Population impact measures (PIMs) have been devised to assess the impact of an intervention at a population level. In this study, researchers tested the feasibility of using locally derived population data from primary care to:
• Calculate the number of deaths or hospitalisations that could be prevented among heart failure patients with increased ACE inhibitor provision.
• Calculate the number of cardiovascular disease (CVD) events that could be prevented with improved lipid and blood pressure control in persons with diabetes.
• Illustrate the potential of PIMs to assist with the PCT commissioning process.

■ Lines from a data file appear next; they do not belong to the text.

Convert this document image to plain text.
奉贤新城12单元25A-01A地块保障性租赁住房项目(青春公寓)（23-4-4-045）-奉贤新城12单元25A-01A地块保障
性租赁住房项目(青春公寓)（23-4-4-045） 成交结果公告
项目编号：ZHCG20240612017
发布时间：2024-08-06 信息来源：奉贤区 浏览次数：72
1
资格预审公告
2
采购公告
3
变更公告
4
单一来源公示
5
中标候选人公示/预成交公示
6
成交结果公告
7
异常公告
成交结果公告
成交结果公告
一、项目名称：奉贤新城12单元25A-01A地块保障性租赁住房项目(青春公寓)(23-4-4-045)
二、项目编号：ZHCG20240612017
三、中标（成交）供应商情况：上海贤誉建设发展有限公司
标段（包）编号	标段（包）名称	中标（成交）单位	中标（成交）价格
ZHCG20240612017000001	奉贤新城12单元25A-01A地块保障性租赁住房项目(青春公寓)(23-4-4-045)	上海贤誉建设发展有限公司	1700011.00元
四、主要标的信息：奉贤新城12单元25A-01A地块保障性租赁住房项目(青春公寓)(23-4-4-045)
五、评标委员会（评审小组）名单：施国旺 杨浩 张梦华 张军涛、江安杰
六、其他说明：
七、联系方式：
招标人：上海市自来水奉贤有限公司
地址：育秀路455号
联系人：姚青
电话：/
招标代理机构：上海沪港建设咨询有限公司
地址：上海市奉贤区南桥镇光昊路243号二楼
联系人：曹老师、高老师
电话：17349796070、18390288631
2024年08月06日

Data from 17 GP practices (55% PCT GP registered population) were used to derive the number of events prevented in the population (NEPP) and the following findings reported:
• A 10% increase in the number of eligible patients receiving ACE inhibitors (n = 191) could result in at least 18 fewer deaths and 32 fewer hospitalisations for heart failure every year.
• Only 45% of persons with diabetes with an above target total cholesterol were receiving a statin; increasing this to 75% (additional 921) could lead to 44 fewer CVD events over 5 years.
• Similarly, more rigorous blood pressure control in an additional 662 diabetic patients could result in 26 fewer CVD events over 5 years.
• There were differences in the potential impact of these interventions according to subgroups within the PCT, as defined by age and geography (locality).
The researchers conclude that their study “demonstrates the pragmatic use of PIMs to quantify the benefits of more rigorous implementation of established evidence-based practice. Despite practicalities and some modelling limitations, the use of local data to calculate the eligible population and the NEPP in a specific PCT population makes the impact of “local commissioning decisions” more realistic and relevant. The further development of locally derived NEPPs across a range of diseases seems a logical next step and offers a means of assessing quality improvement in commissioning decisions based on outcomes avoided, which is transparent and evidence-based.”